Even when some of them successfully break the barriers and manage to leave disaster-prone areas, they may face higher risks of unemployment, child marriage, human trafficking, and gender-based violence. 

Higher temperatures, more frequent and intensifying rainfall and increases in humidity create favorable conditions for infectious diseases caused by parasites, viruses and bacteria, such as malaria, dengue fever, and Zika virus. They can cause miscarriages, premature birth and anemia among pregnant women.  

In a February report by the Intergovernmental Panel on Climate Change, researchers found that girls and women face more food insecurity and malnutrition than boys and men and are more likely to die in extreme weather events.
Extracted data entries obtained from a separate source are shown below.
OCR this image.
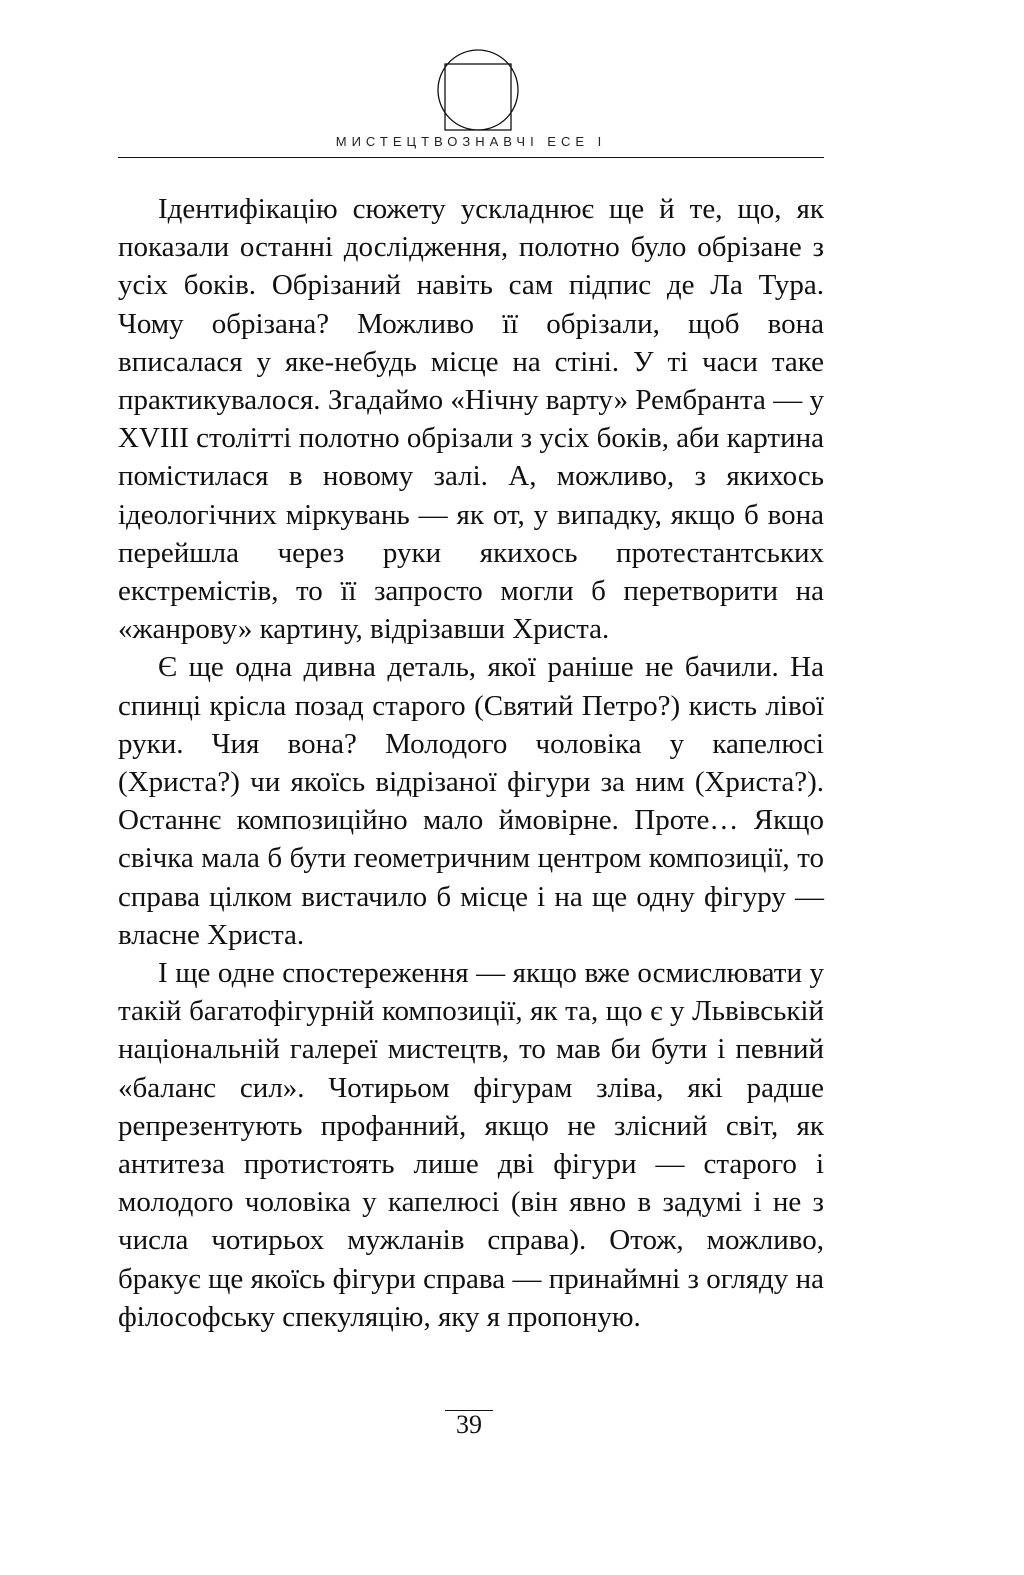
МИСТЕЦТВОЗНАВЧІ ЕСЕ І

Ідентифікацію сюжету ускладнює ще й те, що, як показали останні дослідження, полотно було обрізане з усіх боків. Обрізаний навіть сам підпис де Ла Тура. Чому обрізана? Можливо її обрізали, щоб вона вписалася у яке-небудь місце на стіні. У ті часи таке практикувалося. Згадаймо «Нічну варту» Рембранта — у XVIII столітті полотно обрізали з усіх боків, аби картина помістилася в новому залі. А, можливо, з якихось ідеологічних міркувань — як от, у випадку, якщо б вона перейшла через руки якихось протестантських екстремістів, то її запросто могли б перетворити на «жанрову» картину, відрізавши Христа.

Є ще одна дивна деталь, якої раніше не бачили. На спинці крісла позад старого (Святий Петро?) кисть лівої руки. Чия вона? Молодого чоловіка у капелюсі (Христа?) чи якоїсь відрізаної фігури за ним (Христа?). Останнє композиційно мало ймовірне. Проте… Якщо свічка мала б бути геометричним центром композиції, то справа цілком вистачило б місце і на ще одну фігуру — власне Христа.

І ще одне спостереження — якщо вже осмислювати у такій багатофігурній композиції, як та, що є у Львівській національній галереї мистецтв, то мав би бути і певний «баланс сил». Чотирьом фігурам зліва, які радше репрезентують профанний, якщо не злісний світ, як антитеза протистоять лише дві фігури — старого і молодого чоловіка у капелюсі (він явно в задумі і не з числа чотирьох мужланів справа). Отож, можливо, бракує ще якоїсь фігури справа — принаймні з огляду на філософську спекуляцію, яку я пропоную.

39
In addition, climate crisis could have a great impact on their mental health.  

According to the United Nations, women around the world have demonstrated resilience and leadership in protecting their communities, land, livelihoods and natural resources for generations. They are environmental defenders. However, men still fill 67 percent of climate-related decision-making roles and women's representation in national and global climate negotiating bodies remains below 30 percent.  

The Generation Equality Action Coalition on Feminist Action for Climate Justice also found that only 3 percent of philanthropic environmental funding goes to support girls' and women's environmental activism. Additionally, female-led organizations, which are frequently small, face challenges in obtaining funding from climate finance providers, which mostly invest in large-scale projects, starting at $10 million.